Nunca es buen momento para según qué cosas. Para registrar domicilios de la familia Pujol, tampoco. Muchos, como la vicepresidenta del Gobierno catalán, ven al Gobierno del PP detrás de las espectaculares acciones judiciales de estos días. Artur Mas se debe aguantar las ganas de salir al balcón de la plaza de Sant Jaume y acusar a Mariano Rajoy de estar detrás de una nueva jugada indigna. La historia se repite.
“¡Somos una nación, somos un pueblo, y con un pueblo no se juega!”, dijo también Pujol aquella tarde de 1984.

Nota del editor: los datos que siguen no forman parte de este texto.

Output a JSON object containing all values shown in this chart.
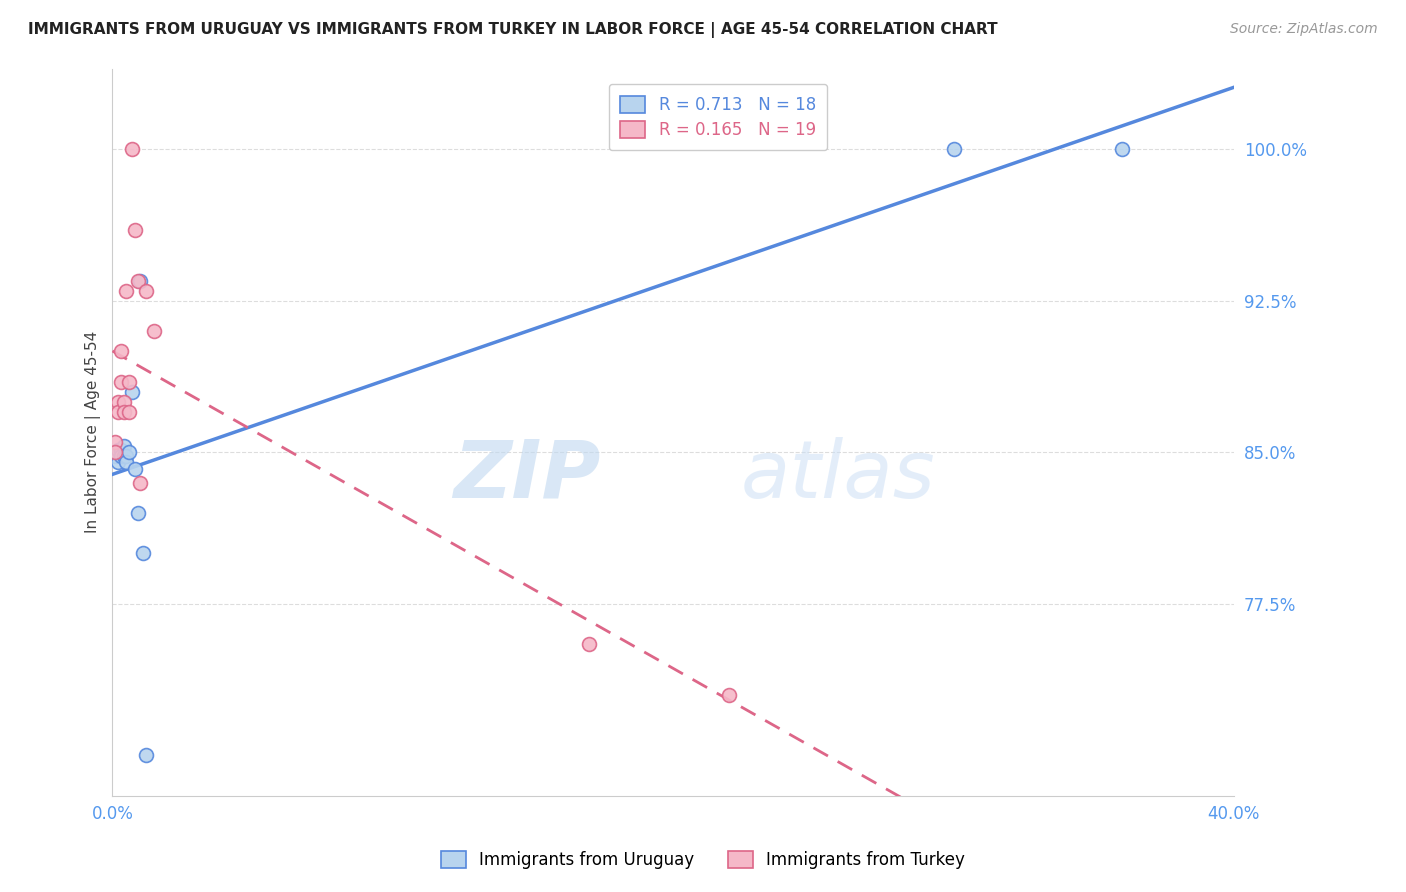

Si Jordi Pujol hubiera sido apartado de la política por su actuación en el caso Banca Catalana, si hubiera renunciado hace treinta años tras reconocer que había escondido el dinero en el extranjero, si sus hijos no hubieran tenido carta blanca para hacer negocios amparados en el apellido y el partido, ¿habríamos llegado a 2015 con un proceso independentista en marcha y una presidenta del Parlamento lanzando vivas a la República Catalana? Quizás sí. Pero seguro que a la cabeza de este movimiento no estaría un presidente, el actual, que se reunía clandestinamente días atrás con Jordi Pujol en casa de un empresario que fue incluido, también, en la querella de Banca Catalana, Joan Martí Mercadal.
Treinta años después aún no se ha hecho borrón y cuenta nueva.